Last week I was basically housebound, going nowhere and seeing no one but the Greek. I cancelled the majority of my commitments, I settled into the couch to read books that had long stood on my bookshelves ignored and I ate lots of oranges and soup. And then, in the midst of this monotonous desert, came a box–and not just any box. It was my first ever “foodie pen pal” box, from Jenny at Frankly, Fatso. I was immediately excited because a) I love getting mail, b) it was contact from the outside world! and c) since Jenny is from the the D.C. area, who could say what unknown treats were waiting for me inside?
The box was filled with prettily wrapped edible things; honestly, before even getting into the contents, the box itself was a revelation because it was clear a lot of thought and care had been put into it. I’m not the best gift wrapper in the world, so I really admire those who can make any oddly-shaped box or jar look good. As I began undoing Jenny’s careful wrapping and silver ribbons, starting with the smallest thing first, I was excited to see what was in store for me and my eternal companion, my sweet tooth. First to be revealed was my favorite combination ever: Milk chocolate peanut butter cups.

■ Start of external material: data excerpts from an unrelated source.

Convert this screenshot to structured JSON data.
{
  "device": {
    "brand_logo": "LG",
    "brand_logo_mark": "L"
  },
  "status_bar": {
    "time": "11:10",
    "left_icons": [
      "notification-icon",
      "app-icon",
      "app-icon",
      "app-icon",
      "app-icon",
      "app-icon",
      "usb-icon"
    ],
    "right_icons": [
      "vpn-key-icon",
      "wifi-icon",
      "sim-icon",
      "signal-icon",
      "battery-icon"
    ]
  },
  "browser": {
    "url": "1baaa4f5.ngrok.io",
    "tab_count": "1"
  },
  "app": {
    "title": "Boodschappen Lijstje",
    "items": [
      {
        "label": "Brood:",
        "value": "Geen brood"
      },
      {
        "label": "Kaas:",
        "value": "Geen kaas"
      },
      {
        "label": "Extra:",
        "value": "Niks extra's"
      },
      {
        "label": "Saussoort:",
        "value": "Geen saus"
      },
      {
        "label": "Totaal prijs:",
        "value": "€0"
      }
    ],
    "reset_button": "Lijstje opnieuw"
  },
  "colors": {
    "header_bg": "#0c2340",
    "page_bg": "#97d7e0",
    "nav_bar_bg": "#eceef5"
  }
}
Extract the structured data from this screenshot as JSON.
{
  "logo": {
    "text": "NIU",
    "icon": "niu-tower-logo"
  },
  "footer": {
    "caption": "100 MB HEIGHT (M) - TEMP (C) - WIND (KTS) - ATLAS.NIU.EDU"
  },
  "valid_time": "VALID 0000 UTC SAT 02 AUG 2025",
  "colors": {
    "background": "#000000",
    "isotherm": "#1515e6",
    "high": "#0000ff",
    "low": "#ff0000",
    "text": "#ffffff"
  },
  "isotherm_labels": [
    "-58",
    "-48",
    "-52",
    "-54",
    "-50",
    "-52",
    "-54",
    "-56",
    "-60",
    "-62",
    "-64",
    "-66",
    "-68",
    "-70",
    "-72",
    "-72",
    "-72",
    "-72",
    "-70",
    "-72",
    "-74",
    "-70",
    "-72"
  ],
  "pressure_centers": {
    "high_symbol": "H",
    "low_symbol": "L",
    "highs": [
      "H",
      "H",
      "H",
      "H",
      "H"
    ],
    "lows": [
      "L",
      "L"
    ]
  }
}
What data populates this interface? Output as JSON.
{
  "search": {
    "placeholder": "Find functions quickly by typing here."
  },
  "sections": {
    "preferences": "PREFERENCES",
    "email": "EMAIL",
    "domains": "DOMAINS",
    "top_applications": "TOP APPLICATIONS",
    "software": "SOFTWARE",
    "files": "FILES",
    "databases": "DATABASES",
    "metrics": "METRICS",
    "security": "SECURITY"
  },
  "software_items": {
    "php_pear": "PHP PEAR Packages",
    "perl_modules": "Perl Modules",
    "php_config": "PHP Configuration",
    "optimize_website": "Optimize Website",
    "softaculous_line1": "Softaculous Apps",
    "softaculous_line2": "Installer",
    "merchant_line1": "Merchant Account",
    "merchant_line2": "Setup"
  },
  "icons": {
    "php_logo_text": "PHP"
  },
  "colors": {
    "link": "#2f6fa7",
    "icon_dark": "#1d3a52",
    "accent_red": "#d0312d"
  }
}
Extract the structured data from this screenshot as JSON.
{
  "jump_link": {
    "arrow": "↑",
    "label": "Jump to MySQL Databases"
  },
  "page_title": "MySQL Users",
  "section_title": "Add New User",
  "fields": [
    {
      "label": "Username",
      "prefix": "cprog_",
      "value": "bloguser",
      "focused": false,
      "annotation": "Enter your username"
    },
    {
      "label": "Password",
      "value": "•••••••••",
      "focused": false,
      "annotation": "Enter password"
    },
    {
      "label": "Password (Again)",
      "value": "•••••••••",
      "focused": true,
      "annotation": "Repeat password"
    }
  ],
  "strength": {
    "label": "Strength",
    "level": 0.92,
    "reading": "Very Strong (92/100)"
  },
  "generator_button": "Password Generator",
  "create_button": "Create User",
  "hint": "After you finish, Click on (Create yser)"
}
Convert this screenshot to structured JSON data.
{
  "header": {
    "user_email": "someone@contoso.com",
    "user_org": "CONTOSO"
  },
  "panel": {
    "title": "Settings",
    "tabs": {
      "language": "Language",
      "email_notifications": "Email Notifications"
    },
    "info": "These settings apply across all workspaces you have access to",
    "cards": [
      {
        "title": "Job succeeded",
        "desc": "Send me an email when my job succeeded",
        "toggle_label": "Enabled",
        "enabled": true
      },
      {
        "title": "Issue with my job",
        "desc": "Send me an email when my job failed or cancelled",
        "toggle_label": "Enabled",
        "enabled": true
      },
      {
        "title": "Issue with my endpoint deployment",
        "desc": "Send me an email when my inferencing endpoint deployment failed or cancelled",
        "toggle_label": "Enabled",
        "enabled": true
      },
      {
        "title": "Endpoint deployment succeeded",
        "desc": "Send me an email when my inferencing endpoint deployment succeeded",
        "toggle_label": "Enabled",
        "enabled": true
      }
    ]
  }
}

Next was a bag of Cranberry Orange Cookies (still unopened; even though sick and not all that hungry, the peanut butter cups didn’t last 15 minutes) and Raspberry Jalapeño Jam. On Friday morning, I couldn’t resist opening the jam for my toast; it’s really good–more spicy than sweet, but not in an unpleasant way. I’m thinking that, rather than toast, this jam would work well with roasted meats or maybe on crackers with goat cheese…
And last but not least, more peanut butter! This time, however, it’s a healthy peanut butter alternative–gluten-free granola. I’m really interested to try this to see what the texture is like, what the flavor is like and even to play around with the card that Jenny included: 5 easy ways to savor our granola. This granola is from PA and it turns out that, like me, Jenny is from the Keystone State. As Tolstoy would say, mir tesen (it’s a small, or crowded, world).